Орден Дев-воительниц был немногочислен, но репутацией пользовался серьезной. Мало кто решался переходить дорогу «куницам». Банды ягеров, равно воинские отряды дворян старались не связываться с «бешеными суками». Впрочем, называли их таким образом за глаза и с оглядкой, не дай Господь, услышат. Сами же воительницы не боялись ни Господа, ни Нечистого. Даже со Светочами Веры неоднократно сходились в открытую. И не только в теологических спорах. Бывало, ведьм вытаскивали прямо из костров, плюя святым отцам не только в душу, но и в лицо. Иногда в прямом смысле. Не любили сестры Очистительное Пламя. Предпочитали Хладное Железо клинков.

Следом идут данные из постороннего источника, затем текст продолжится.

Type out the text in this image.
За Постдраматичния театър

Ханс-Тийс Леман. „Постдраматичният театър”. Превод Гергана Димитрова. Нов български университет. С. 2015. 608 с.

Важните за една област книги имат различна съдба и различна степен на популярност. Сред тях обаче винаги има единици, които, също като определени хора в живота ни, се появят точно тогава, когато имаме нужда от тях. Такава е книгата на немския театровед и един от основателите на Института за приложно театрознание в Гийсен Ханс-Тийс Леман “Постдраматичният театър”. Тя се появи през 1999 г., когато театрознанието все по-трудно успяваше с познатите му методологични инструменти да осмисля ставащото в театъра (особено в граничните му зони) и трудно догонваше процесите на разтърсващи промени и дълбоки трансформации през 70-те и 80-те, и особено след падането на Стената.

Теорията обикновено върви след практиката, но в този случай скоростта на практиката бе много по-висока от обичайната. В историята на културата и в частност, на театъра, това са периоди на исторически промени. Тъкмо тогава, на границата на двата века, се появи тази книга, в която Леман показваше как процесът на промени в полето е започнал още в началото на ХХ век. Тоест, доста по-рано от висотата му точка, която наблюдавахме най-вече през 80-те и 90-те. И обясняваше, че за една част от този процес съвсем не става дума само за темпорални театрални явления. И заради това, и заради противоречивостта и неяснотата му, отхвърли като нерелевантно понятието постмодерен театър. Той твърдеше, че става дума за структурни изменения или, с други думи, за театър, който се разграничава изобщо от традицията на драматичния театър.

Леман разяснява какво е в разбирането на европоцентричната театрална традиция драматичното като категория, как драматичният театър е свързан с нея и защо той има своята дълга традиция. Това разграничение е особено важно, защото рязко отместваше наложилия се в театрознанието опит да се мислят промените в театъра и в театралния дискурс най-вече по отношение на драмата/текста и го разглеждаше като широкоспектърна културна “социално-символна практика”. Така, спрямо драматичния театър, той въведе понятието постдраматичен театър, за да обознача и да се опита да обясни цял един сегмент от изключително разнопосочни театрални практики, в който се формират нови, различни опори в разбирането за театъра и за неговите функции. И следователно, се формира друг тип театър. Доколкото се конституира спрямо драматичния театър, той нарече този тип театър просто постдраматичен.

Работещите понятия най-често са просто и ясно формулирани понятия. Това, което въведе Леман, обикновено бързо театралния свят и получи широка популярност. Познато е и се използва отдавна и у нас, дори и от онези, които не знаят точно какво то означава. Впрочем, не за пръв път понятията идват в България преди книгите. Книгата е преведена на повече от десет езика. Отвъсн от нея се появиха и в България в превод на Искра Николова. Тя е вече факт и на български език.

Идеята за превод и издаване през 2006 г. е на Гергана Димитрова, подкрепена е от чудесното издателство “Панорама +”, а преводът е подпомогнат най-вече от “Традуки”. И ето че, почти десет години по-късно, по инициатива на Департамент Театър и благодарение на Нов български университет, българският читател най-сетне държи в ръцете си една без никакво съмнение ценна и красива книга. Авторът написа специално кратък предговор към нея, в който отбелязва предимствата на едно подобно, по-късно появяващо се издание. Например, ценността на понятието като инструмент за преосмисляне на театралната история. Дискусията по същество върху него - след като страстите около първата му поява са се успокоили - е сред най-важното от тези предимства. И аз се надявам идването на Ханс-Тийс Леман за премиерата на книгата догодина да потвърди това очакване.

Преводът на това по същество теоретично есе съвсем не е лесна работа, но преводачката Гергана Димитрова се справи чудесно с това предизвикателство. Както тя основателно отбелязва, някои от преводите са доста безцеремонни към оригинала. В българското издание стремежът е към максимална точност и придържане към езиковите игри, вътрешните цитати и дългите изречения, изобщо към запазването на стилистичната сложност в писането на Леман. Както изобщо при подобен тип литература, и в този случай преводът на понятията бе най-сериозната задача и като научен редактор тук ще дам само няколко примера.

Выехав на опушку, всадницы придержали коней. Ехавшая первой, необычайно рослая и крепко сложенная блондинка, принюхалась, шумно втягивая воздух:
— Кажется, мы опоздали, — и выругалась столь изощренно, что покраснел бы и самый отчаянный наемник.
— Похоже на то, — согласилась черноволосая женщина, тоже не маленькая, но всё же значительно уступавшая в размерах напарнице. — А ты что думаешь, Ридица?
Третья Дева, самая юная и хрупкая в команде, угрюмо кивнула. Колыхнулась рыжая грива волос, прихваченная лишь налобной лентой, и девушка вслед за подругами направила коня вперед, к притихшему в ожидании очередной неприятности Лукау.
Беспокоились сервы напрасно. Опасных гостий они не интересовали совершенно. Запах гари безошибочно вывел всадниц к свежему пожарищу на дальнем краю деревни, где лес почти вплотную подступал к забору. Точнее, к его обгорелым остаткам, что, торчали подобно гнилым зубам.
— Так и есть! — блондинка снова выругалась. — Дня три, не больше. Нечистый, забери… — продолжение фразы по экспрессивности и лексике значительно превосходило предыдущие ругательства.